The slight problem with just replacing "gb" with "gbwithparts" is that
SeqIO doesn't take "gbwithparts" as an option for the file format. So
in test_SeqIO_online.py, you have this code:

            handle = Entrez.efetch(db=database, id=entry, rettype=f,
retmode="text")
            record = SeqIO.read(handle, f)

which is a natural way to write the test (because it tests fasta and
genbank files), but will currently fail if f is "gbwithparts", b/c
SeqIO doesn't accept "gbwithparts" as a file format specifier.

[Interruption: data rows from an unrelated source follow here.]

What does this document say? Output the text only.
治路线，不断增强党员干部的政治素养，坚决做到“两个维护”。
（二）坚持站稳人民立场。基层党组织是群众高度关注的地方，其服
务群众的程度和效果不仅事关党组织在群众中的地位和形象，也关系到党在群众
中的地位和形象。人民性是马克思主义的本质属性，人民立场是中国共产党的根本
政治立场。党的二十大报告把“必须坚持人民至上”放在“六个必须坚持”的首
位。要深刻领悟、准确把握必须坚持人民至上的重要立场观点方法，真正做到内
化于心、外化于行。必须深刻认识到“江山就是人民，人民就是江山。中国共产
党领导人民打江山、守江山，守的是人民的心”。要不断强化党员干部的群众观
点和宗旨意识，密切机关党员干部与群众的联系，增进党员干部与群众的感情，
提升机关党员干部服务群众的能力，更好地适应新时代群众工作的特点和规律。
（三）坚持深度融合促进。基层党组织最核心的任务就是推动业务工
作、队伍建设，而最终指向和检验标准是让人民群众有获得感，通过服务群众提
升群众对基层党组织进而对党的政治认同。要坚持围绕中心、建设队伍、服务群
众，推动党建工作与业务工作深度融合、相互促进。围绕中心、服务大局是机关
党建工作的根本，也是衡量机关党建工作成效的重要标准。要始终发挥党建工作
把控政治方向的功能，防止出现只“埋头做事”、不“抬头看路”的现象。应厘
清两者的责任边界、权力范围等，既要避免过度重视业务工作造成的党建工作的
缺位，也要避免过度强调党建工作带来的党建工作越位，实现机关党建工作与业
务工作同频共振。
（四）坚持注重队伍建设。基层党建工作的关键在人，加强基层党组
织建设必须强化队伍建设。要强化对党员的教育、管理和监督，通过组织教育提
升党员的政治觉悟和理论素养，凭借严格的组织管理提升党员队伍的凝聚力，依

My
guess is that most existing code hardcodes the rettype and SeqIO file
format specifier, so we could just test for gbwithparts prior to
calling SeqIO.read:

  handle = Entrez.efetch(db=database, id=entry, rettype=f, retmode="text")
            if f == "gbwithparts":
                f = "gb"
            record = SeqIO.read(handle, f)

I submitted a pull request with a minimal patch that does this.

For code like this, it would be cleaner if SeqIO accepted,
"gbwithparts" as an alias for "genbank", just like "gb" is, but I
don't know if it's a common pattern enough to bother.

If records like this are becoming more common, then "gbwithparts"
should be clearly documented in the biopython tutorial, though
"gbwithparts" isn't clearly explained in NCBI's Entrez docs AFAICT. It
seems safer to always use "gbwithparts" at this point, at least when
you want the sequence.

~Phillip